Nils, Simon und Freunde in SambiaWir trafen uns und er erzählte mir, dass er in der Nacht einen Traum hatte, in dem Gott zu ihm gesprochen hätte. Kurz bevor er aufwachte – so erzählte er mir – sagte Gott, dass er sich die Bibelstelle Jesaja 40,4 + 16-22 merken und nach dem Aufwachen aufschreiben solle – es sei eine Art Beweis.

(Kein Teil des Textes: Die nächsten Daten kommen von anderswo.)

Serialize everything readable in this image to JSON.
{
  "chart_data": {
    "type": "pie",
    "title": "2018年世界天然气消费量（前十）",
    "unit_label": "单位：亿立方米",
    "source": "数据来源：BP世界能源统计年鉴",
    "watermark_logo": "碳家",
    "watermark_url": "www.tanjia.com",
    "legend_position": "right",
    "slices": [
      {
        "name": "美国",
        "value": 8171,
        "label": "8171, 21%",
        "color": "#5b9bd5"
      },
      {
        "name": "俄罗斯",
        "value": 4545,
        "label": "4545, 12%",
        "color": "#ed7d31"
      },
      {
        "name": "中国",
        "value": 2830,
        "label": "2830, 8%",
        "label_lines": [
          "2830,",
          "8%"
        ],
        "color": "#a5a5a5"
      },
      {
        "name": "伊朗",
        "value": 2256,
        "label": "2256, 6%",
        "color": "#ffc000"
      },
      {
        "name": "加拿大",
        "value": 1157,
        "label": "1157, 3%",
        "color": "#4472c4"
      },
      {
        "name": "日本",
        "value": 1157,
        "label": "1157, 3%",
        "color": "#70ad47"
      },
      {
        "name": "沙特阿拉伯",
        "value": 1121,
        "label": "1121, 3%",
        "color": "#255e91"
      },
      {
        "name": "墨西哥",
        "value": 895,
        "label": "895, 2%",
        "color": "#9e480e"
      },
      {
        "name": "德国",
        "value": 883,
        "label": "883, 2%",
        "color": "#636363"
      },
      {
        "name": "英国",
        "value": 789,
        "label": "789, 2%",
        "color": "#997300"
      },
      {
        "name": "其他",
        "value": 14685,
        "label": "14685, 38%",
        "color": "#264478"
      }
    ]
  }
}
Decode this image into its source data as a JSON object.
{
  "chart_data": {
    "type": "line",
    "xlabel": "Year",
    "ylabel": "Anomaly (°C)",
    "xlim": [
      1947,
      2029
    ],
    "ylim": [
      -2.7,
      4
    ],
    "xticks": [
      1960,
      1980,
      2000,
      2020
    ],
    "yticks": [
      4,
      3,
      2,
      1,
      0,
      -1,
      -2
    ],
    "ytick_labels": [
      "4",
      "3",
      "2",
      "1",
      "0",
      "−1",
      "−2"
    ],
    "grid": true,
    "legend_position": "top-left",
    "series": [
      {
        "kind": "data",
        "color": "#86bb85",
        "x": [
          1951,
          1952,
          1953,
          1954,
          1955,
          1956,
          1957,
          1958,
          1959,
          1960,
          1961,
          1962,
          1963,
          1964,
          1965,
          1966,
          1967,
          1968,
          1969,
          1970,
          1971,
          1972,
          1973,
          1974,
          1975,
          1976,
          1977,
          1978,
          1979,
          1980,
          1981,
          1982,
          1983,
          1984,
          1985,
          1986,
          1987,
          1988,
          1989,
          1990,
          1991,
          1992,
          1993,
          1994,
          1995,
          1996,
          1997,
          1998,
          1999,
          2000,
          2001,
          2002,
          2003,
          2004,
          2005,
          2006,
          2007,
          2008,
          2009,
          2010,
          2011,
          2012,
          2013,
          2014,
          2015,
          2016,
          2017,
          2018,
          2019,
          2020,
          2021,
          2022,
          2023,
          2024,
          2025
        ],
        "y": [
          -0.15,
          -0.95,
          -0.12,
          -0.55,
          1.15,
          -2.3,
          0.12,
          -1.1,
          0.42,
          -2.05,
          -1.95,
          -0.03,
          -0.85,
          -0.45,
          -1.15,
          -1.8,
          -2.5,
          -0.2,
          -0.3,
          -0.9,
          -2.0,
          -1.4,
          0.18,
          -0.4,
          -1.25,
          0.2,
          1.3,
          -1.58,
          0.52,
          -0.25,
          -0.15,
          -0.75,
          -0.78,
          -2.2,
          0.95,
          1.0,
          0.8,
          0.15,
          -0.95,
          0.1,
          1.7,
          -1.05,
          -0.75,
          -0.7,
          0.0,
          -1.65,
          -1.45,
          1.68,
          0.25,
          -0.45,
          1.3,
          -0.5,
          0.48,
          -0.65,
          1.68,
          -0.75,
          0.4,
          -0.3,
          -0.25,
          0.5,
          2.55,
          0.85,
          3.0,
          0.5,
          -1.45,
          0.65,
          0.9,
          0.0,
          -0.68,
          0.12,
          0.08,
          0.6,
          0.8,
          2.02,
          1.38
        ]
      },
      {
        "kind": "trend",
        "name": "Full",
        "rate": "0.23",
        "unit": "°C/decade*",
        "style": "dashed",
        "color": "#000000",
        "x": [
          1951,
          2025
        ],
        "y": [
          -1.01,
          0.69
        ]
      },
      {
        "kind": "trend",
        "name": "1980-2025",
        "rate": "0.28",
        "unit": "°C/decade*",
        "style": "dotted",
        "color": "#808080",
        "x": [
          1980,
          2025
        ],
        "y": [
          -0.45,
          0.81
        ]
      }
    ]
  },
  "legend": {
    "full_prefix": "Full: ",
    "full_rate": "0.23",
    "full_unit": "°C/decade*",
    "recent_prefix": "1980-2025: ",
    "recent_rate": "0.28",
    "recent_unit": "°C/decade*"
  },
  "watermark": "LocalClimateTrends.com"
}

Noch nie zuvor hatte er etwas von Jesaja gehört und da er keine eigene Bibel hatte, suchte er mich auf und bat um Rat. In diesen acht Versen spricht Gott von seiner Größe, Herrlichkeit und Majestät. Man kann sagen, dass sich Gott persönlich vorgestellt hat und meinem Freund diese Bibelverse als Zuspruch (und ja, vielleicht sogar als Beweis) gegeben hat! Ich möchte euch ermutigen, für ihn und seine Arbeitskollegen zu beten. Jesus hat ganz eindeutig an seine Tür geklopft. Und wenn er sich einmal in einer solch großartigen Art und Weise vorstellt, kann das erst der Anfang gewesen sein.

Wir verstehen uns im BOCCS-Team untereinander weiterhin sehr gut. Wir wollen unseren Fokus nicht verlieren und bitten euch weiterhin um Gebet für das gesamte BOCCS-Team!